10 heartfelt thoughts for your healthy pregnant Valentine’s Day
Is your baby bump adding an extra dimension to your traditional romantic twosome? Here’s a few thoughts to focus on your heart…..it’s working even harder at the moment!
- With up to 50% more blood in your system during pregnancy your heart has to work even harder. Regular cardio exercise during pregnancy will keep it strong.
- Running during pregnancy is good for your heart. Expect to ease up the pace as your bump gets bigger, not so far and not so fast.
- Worried about your ‘safe’ heart rate during exercise? There’s no ‘one size fits all’ solution, but it’s important to remember the ‘talk test’- don’t push yourself so hard you can’t hold a conversation.
- Water melon can help reduce your heart rate and soothe your aching muscles after your pregnancy workout.
- Are you suffering from pregnancy heartburn?

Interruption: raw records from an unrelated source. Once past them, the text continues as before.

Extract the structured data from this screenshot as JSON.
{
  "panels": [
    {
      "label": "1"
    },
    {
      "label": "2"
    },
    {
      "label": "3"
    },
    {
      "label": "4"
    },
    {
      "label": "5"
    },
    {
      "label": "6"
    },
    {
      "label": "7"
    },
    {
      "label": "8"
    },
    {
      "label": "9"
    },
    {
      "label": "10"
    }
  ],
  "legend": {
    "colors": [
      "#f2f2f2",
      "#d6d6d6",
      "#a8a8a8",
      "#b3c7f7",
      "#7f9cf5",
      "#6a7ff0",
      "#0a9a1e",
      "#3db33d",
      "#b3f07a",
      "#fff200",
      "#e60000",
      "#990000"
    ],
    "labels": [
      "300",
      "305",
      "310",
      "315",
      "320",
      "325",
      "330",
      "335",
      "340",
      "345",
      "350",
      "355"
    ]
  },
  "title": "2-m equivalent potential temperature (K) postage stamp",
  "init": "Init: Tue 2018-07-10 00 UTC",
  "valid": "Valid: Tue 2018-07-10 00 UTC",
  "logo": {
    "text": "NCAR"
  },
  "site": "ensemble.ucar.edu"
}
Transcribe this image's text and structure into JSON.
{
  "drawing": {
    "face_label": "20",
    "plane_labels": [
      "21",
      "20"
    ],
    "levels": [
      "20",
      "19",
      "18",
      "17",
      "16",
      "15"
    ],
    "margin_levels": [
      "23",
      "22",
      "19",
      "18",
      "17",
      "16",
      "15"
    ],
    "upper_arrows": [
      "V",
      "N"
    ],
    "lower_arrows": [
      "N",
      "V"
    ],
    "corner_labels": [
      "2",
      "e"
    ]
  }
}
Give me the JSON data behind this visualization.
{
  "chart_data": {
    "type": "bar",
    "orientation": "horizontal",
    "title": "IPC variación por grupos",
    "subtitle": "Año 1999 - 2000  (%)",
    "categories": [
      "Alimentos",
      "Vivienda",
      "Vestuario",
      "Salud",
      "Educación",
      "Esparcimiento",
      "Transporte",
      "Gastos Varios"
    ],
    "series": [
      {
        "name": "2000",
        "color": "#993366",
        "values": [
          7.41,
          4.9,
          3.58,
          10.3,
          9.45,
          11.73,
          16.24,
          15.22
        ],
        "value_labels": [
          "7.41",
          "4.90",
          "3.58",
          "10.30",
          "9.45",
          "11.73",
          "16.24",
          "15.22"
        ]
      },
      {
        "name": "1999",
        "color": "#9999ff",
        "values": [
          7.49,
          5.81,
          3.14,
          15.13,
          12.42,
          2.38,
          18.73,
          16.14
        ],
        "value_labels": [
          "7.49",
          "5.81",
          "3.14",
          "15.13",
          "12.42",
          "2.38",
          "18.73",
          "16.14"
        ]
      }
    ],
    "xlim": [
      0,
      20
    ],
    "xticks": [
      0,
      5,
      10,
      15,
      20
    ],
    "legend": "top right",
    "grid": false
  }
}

Try nibbling on savoury snacks, ginger biscuits or a banana.
- Avoid lying on your back after the first trimester as the weight of you uterus can compress your inferior vena cava which carries blood from your lower body to your heart
- Keeping your blood pressure at ‘normal’ avoids any extra strain on your heart – delicious nitrate-rich beetroots can be effective in lowering your blood pressure during pregnancy.
- Warming up and cooling down before your pregnancy exercise session gently increases your heart rate to minimise stress on your heart
10. A diet rich in omega3 is not just good for pregnancy nutrition and the healthy development of your baby – it’s good for your heart too! Eat plenty of oily fish, avocados, nuts and seeds.
And finally ….Your traditional glass of bubbly might be off the menu but raise a toast with one of our pregnancy mocktails – our Lime & Ginger Sparkler will slip down a treat!